New York Times chief political analyst Nate Cohn noted this week that midterm polling is showing similar trends to 2016 and 2020.

“That warning sign is flashing again: Democratic Senate candidates are outrunning expectations in the same places where the polls overestimated Mr. Biden in 2020 and [Democratic presidential nominee Hillary] Clinton in 2016,” Mr. Cohn said.

In Wisconsin, for example, Democratic Senate hopeful Mandela Barnes is beating Republican incumbent Ron Johnson by up to 7 percentage points in some polls.

But Mr. Biden won the state by just 0.63 percentage points in 2020 after ABC and The Washington Post predicted a 17 percentage point win.

“On paper, the Republican senator Ron Johnson ought to be favored to win re-election,” Mr. Cohn writes. “The FiveThirtyEight fundamentals index, for instance, makes him a two-point favorite. Instead, the polls have exceeded the wildest expectations of Democrats.”

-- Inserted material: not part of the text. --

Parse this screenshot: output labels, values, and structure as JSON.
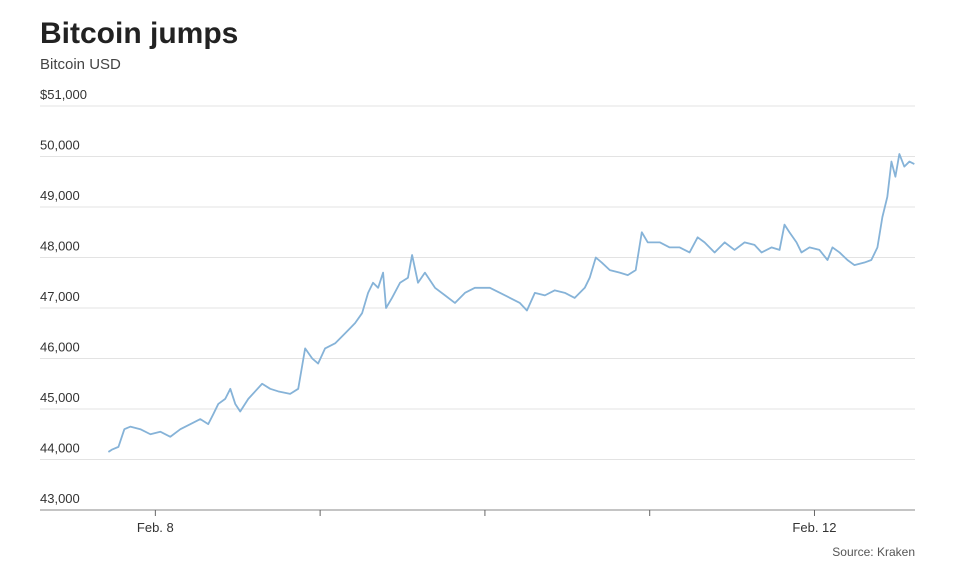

The Democrat “mirage” that may be showing up again in 2022, he said, could be the “artifact of persistent and unaddressed biases in survey research.”

The ABC/Post 2020 Wisconsin poll showing Mr. Biden winning by 17 points, for example, underestimated the share of Republicans in the electorate by 11 percentage points.

Mr. Cohn does not contend outright that Mr. Biden’s smears against Republicans are responsible for exacerbating the polling bias.

But he does note that “some pollsters have said they’re seeing the familiar signs of nonresponse bias — when people who don’t respond to a poll are meaningfully different from those who participate — creeping back into their surveys.”

Despite Republicans not showing up in pre-election polling, Mr. Cahaly said he still expects Republicans to turn out to vote — and perhaps even more so as they perceive the political stakes rising.

He said that while the speech in Philadelphia was meant to rally the Democratic base it was “much more motivational for Republicans than it was Democrats.”

“This is not a persuasion election, it’s a motivation election,” he said. “Whoever does a better job of getting close to their 2020 turnout is going to win.”